Can Canada’s energy fiefdoms work together?
Oil sands critiques don't add up to a NEP redux
There must be an election in the offing, for how else can the recent display of posturing over subsidies to the oil sands be explained? An east-west battle is brewing as Canada’s premiers meet for the annual Council of the Federation in Vancouver, we’re told. The ghost of no less a figure than Pierre Elliot Trudeau is back, rattling his chains and recalling terrifying visions of the reviled National Energy Program, writes Jason Fekete at the Calgary Herald.
Evidently I missed something. Between the start and conclusion of an otherwise highly orchestrated Energy Mines and Ministers’ conference held this past week in Kananaskis, Alberta, reactionaries in the west would seem to have cobbled together a time machine and set a course for the hard-scrabble 1980s.
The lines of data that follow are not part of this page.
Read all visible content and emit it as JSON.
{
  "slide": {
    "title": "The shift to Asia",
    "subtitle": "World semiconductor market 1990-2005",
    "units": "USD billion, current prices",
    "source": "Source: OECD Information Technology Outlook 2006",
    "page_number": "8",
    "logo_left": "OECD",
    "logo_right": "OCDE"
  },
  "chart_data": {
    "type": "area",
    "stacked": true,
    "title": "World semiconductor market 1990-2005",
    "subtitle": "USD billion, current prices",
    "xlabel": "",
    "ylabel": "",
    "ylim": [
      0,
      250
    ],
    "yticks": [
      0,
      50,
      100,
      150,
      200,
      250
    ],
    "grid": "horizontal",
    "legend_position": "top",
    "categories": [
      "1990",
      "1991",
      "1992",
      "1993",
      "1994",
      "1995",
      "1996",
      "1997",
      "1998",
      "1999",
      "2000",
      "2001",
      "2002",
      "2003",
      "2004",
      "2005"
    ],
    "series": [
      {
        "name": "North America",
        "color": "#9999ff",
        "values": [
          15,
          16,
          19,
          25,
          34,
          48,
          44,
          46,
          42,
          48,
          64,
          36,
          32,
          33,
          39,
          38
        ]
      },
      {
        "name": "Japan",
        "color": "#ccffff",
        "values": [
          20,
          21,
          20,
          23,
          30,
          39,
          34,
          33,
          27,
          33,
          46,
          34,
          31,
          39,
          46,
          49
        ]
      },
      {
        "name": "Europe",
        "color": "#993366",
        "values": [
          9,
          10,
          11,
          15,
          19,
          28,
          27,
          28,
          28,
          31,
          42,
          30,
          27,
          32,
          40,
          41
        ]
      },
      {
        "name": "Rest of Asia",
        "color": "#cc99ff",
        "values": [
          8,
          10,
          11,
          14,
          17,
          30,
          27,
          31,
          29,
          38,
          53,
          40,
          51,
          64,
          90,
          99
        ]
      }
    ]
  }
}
With Ontario Premier Dalton McGuinty on the cusp of a fall election, one that he’s convinced can be won by appealing to voters’ so-called pocketbook values, regionalism is suddenly, irrevocably, back in vogue.
None of this comes as a surprise, writes Gary Lamphier at the Edmonton Journal. Parochialism is right up there with Maple Syrup as an integral component of the national identity. Yet it’s worth exploring the notion that we’re somehow stuck under the shadow of the reviled NEP. If memory serves, that unpopular bit of policy was first and foremost about price controls. So the Ontario premier, whose government now faces a NAFTA challenge from famed oilman Boone Pickens over the vaunted Green Energy and Economy Act, bellyaches about “subsidies” and politicians in the west go on the defensive by dredging up past ills. Nothing wrong with that, right?
Well … Not so fast. As long-time energy observer (and former AO editor) Gordon Jaremko has noted, this vague sense of western alienation was an invention of academic and national political commentators, one that evolved in the 1970s and ’80s as Albertans fought federal energy taxes, price management, export barriers and – inevitably – their Liberal party architects. The theory was a cop-out. “It was easier to sidestep the resistance as deranged than to deal with a complicated case rooted in constitutional resource ownership and jurisdictional rights,” Jaremko notes.
The reverse is happening today. Just as it’s easy for western commentators to dredge up the memory of an ill-conceived policy to fend off criticism, it’s far easier for the McGuinty government to cry foul over oil sands “subsidies” than to pull up a chair and actually participate in the legwork of building a national dialogue. Where was his Energy Minister, Brad Duguid, as federal and provincial ministers convened in Kananaskis to hash out an admittedly vague policy document on the subject?
Ontario’s embattled Liberal government, as much as its western reactionaries, would do well to review a bit of history. When Syncrude Canada Ltd. partner Atlantic Richfield Canada Ltd. pulled out of the consortium in the mid-1970s, it was the Ontario, Alberta and federal governments who stepped in to cover the lost 30 per cent share and, ultimately, salvage what was, at the time, a multibillion-dollar science experiment. Imagine that – when they’re not bickering, provinces can actually get things done.